The Next share price has added a little over 1% today to take total gains for the year to 16% after the fashion retailer raised its full year forecast after better than expected sales over recent weeks. That adds to a 7.5% surge yesterday after the announcement was made to investors.
A combination of pent-up demand due to physical stores being closed for long periods over the past 15 months and hot summer weather saw sales for the past 11 weeks rise by 18.6% compared to the same period two years ago.
That was significantly better than analyst expectations for a 3% rise and led to Next raising its full year guidance for profit before tax by £30 million to £750 million. The company also now expects sales over the second half to rise by 6% instead of 3%.
Next’s statement to shareholders added a note of caution around ongoing sales maintaining their recent surge but was generally still positive:
“We do not expect sales to continue at these exceptionally strong levels but we are more optimistic about the outlook than we were three months ago.”

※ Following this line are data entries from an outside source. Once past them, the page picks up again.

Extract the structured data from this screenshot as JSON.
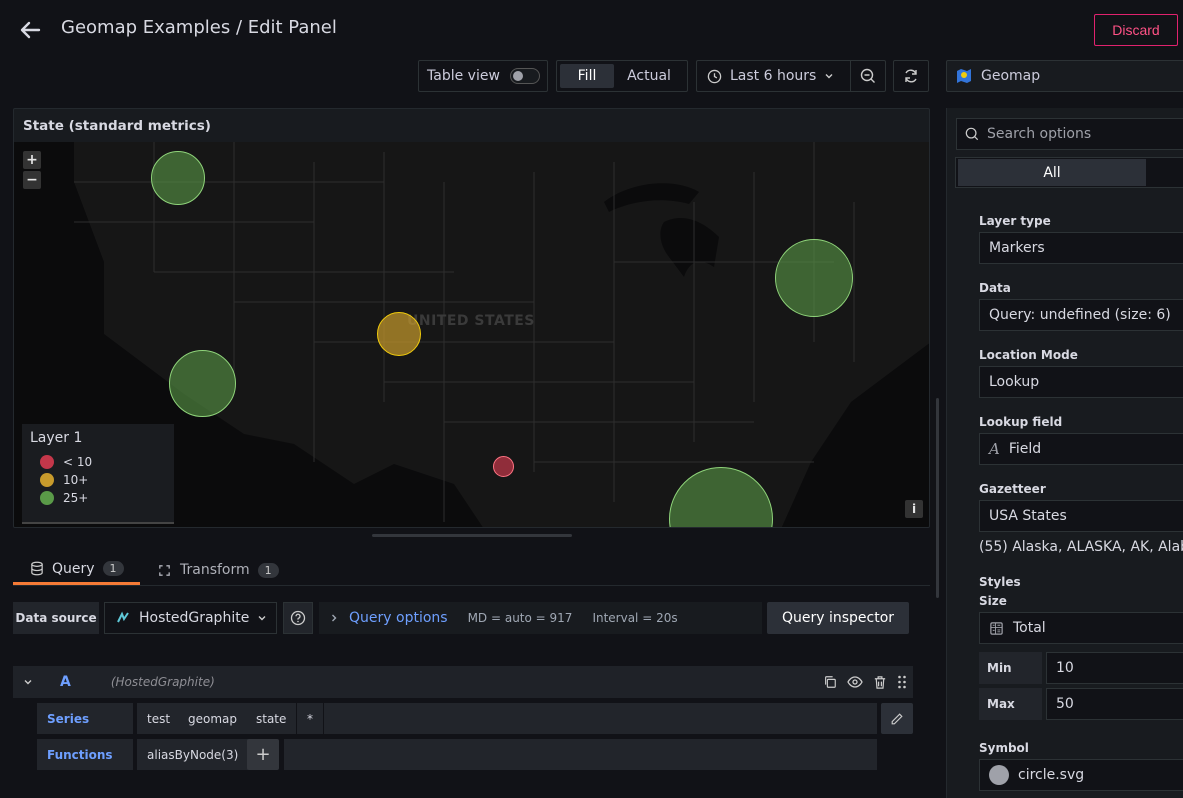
{
  "header": {
    "title": "Geomap Examples / Edit Panel",
    "discard_label": "Discard"
  },
  "toolbar": {
    "table_view_label": "Table view",
    "table_view_on": false,
    "fill_label": "Fill",
    "actual_label": "Actual",
    "time_range": "Last 6 hours",
    "visualization": "Geomap"
  },
  "panel": {
    "title": "State (standard metrics)",
    "map": {
      "country_label": "UNITED STATES",
      "zoom_in": "+",
      "zoom_out": "−",
      "info": "i",
      "legend": {
        "title": "Layer 1",
        "items": [
          {
            "label": "< 10",
            "color": "#c4374a"
          },
          {
            "label": "10+",
            "color": "#c89b2c"
          },
          {
            "label": "25+",
            "color": "#5a9a48"
          }
        ]
      }
    }
  },
  "tabs": [
    {
      "label": "Query",
      "count": "1"
    },
    {
      "label": "Transform",
      "count": "1"
    }
  ],
  "query": {
    "data_source_label": "Data source",
    "data_source": "HostedGraphite",
    "options_label": "Query options",
    "md": "MD = auto = 917",
    "interval": "Interval = 20s",
    "inspector_label": "Query inspector",
    "editor": {
      "ref_id": "A",
      "ds_name": "(HostedGraphite)",
      "series_label": "Series",
      "series_segments": [
        "test",
        "geomap",
        "state",
        "*"
      ],
      "functions_label": "Functions",
      "functions": [
        "aliasByNode(3)"
      ],
      "add": "+"
    }
  },
  "options": {
    "search_placeholder": "Search options",
    "filter_all": "All",
    "layer_type_label": "Layer type",
    "layer_type": "Markers",
    "data_label": "Data",
    "data_value": "Query: undefined (size: 6)",
    "location_mode_label": "Location Mode",
    "location_mode": "Lookup",
    "lookup_field_label": "Lookup field",
    "lookup_field": "Field",
    "gazetteer_label": "Gazetteer",
    "gazetteer": "USA States",
    "gazetteer_info": "(55) Alaska, ALASKA, AK, Alab",
    "styles_label": "Styles",
    "size_label": "Size",
    "size_value": "Total",
    "min_label": "Min",
    "min_value": "10",
    "max_label": "Max",
    "max_value": "50",
    "symbol_label": "Symbol",
    "symbol_value": "circle.svg"
  }
}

The company, often considered a bellwether for the fashion sector and consumer retail more broadly, has chosen to compare results with those of 2019 rather than last year’s as it believes they provide a more meaningful indicator of overall performance with 2020 blighted by the Covid-19 pandemic. Sales over the same period last year were down 52% on those of 2019.

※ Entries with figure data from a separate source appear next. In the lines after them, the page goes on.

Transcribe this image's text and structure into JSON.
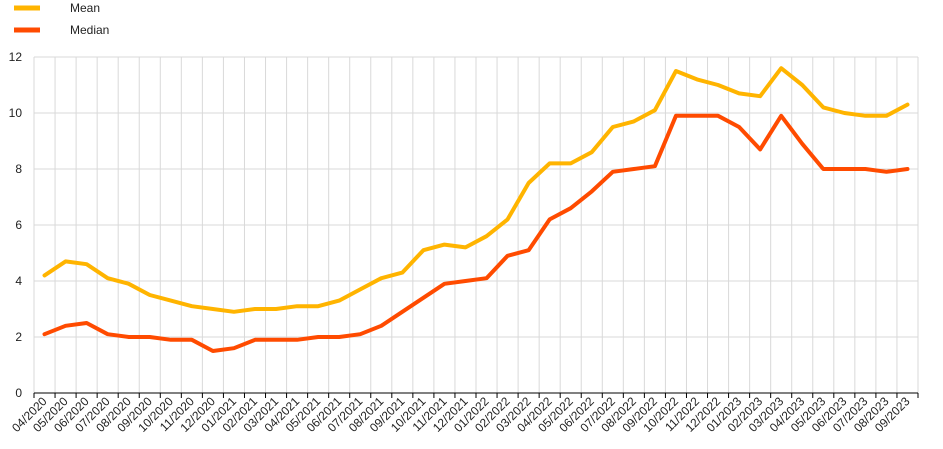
{
  "chart_data": {
    "type": "line",
    "categories": [
      "04/2020",
      "05/2020",
      "06/2020",
      "07/2020",
      "08/2020",
      "09/2020",
      "10/2020",
      "11/2020",
      "12/2020",
      "01/2021",
      "02/2021",
      "03/2021",
      "04/2021",
      "05/2021",
      "06/2021",
      "07/2021",
      "08/2021",
      "09/2021",
      "10/2021",
      "11/2021",
      "12/2021",
      "01/2022",
      "02/2022",
      "03/2022",
      "04/2022",
      "05/2022",
      "06/2022",
      "07/2022",
      "08/2022",
      "09/2022",
      "10/2022",
      "11/2022",
      "12/2022",
      "01/2023",
      "02/2023",
      "03/2023",
      "04/2023",
      "05/2023",
      "06/2023",
      "07/2023",
      "08/2023",
      "09/2023"
    ],
    "series": [
      {
        "name": "Mean",
        "color": "#ffb400",
        "values": [
          4.2,
          4.7,
          4.6,
          4.1,
          3.9,
          3.5,
          3.3,
          3.1,
          3.0,
          2.9,
          3.0,
          3.0,
          3.1,
          3.1,
          3.3,
          3.7,
          4.1,
          4.3,
          5.1,
          5.3,
          5.2,
          5.6,
          6.2,
          7.5,
          8.2,
          8.2,
          8.6,
          9.5,
          9.7,
          10.1,
          11.5,
          11.2,
          11.0,
          10.7,
          10.6,
          11.6,
          11.0,
          10.2,
          10.0,
          9.9,
          9.9,
          10.3
        ]
      },
      {
        "name": "Median",
        "color": "#ff4b00",
        "values": [
          2.1,
          2.4,
          2.5,
          2.1,
          2.0,
          2.0,
          1.9,
          1.9,
          1.5,
          1.6,
          1.9,
          1.9,
          1.9,
          2.0,
          2.0,
          2.1,
          2.4,
          2.9,
          3.4,
          3.9,
          4.0,
          4.1,
          4.9,
          5.1,
          6.2,
          6.6,
          7.2,
          7.9,
          8.0,
          8.1,
          9.9,
          9.9,
          9.9,
          9.5,
          8.7,
          9.9,
          8.9,
          8.0,
          8.0,
          8.0,
          7.9,
          8.0
        ]
      }
    ],
    "title": "",
    "xlabel": "",
    "ylabel": "",
    "ylim": [
      0,
      12
    ],
    "yticks": [
      "0",
      "2",
      "4",
      "6",
      "8",
      "10",
      "12"
    ],
    "grid": true,
    "legend_position": "top-left"
  }
}
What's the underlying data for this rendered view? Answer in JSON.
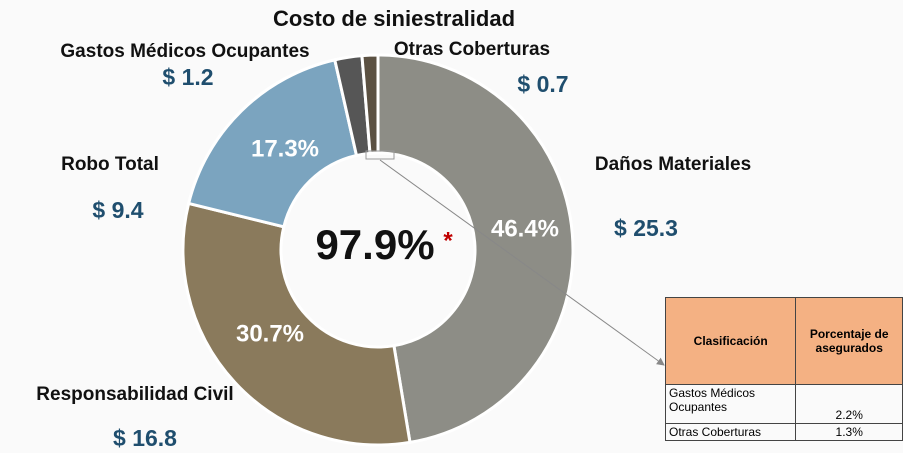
{
  "chart_data": {
    "type": "donut",
    "title": "Costo de siniestralidad",
    "categories": [
      "Daños Materiales",
      "Responsabilidad Civil",
      "Robo Total",
      "Gastos Médicos Ocupantes",
      "Otras Coberturas"
    ],
    "values": [
      25.3,
      16.8,
      9.4,
      1.2,
      0.7
    ],
    "value_labels": [
      "$ 25.3",
      "$ 16.8",
      "$ 9.4",
      "$ 1.2",
      "$ 0.7"
    ],
    "percent_labels": [
      "46.4%",
      "30.7%",
      "17.3%"
    ],
    "colors": [
      "#8d8d86",
      "#8a7a5c",
      "#7ba4bf",
      "#565656",
      "#5b5142"
    ],
    "center_label": "97.9%",
    "center_mark": "*"
  },
  "table": {
    "header": [
      "Clasificación",
      "Porcentaje de asegurados"
    ],
    "rows": [
      [
        "Gastos Médicos Ocupantes",
        "2.2%"
      ],
      [
        "Otras Coberturas",
        "1.3%"
      ]
    ]
  }
}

Next has 498 shops around the UK but also has a very strong online presence, which saw it cope better with pandemic conditions than most high street rivals. Summer clothing sales were poor last year but consumers who have held off of purchases for much of the past year and a half are now spending some of the billions in extra savings British households have built up over the pandemic, when spending opportunities were limited. Gross household savings have increased by £139 billion to £238 billion from £99 billion in 2019.
Next also believes the lifting of some travel restrictions meaning overseas holiday can go ahead this summer has increased demand for summerwear, as well as the extended period of sunny weather in late May and early June. Homeware, childrenswear and e-commerce also all performed well. The company will return £29 million in rates relief awarded over the pandemic.
UBS analysts wrote in a note to investors:
“Our recent conversations with investors suggest a guidance upgrade and an announcement regarding a special dividend were largely expected but the magnitude of the upgrade and higher exit rate and should be taken well.”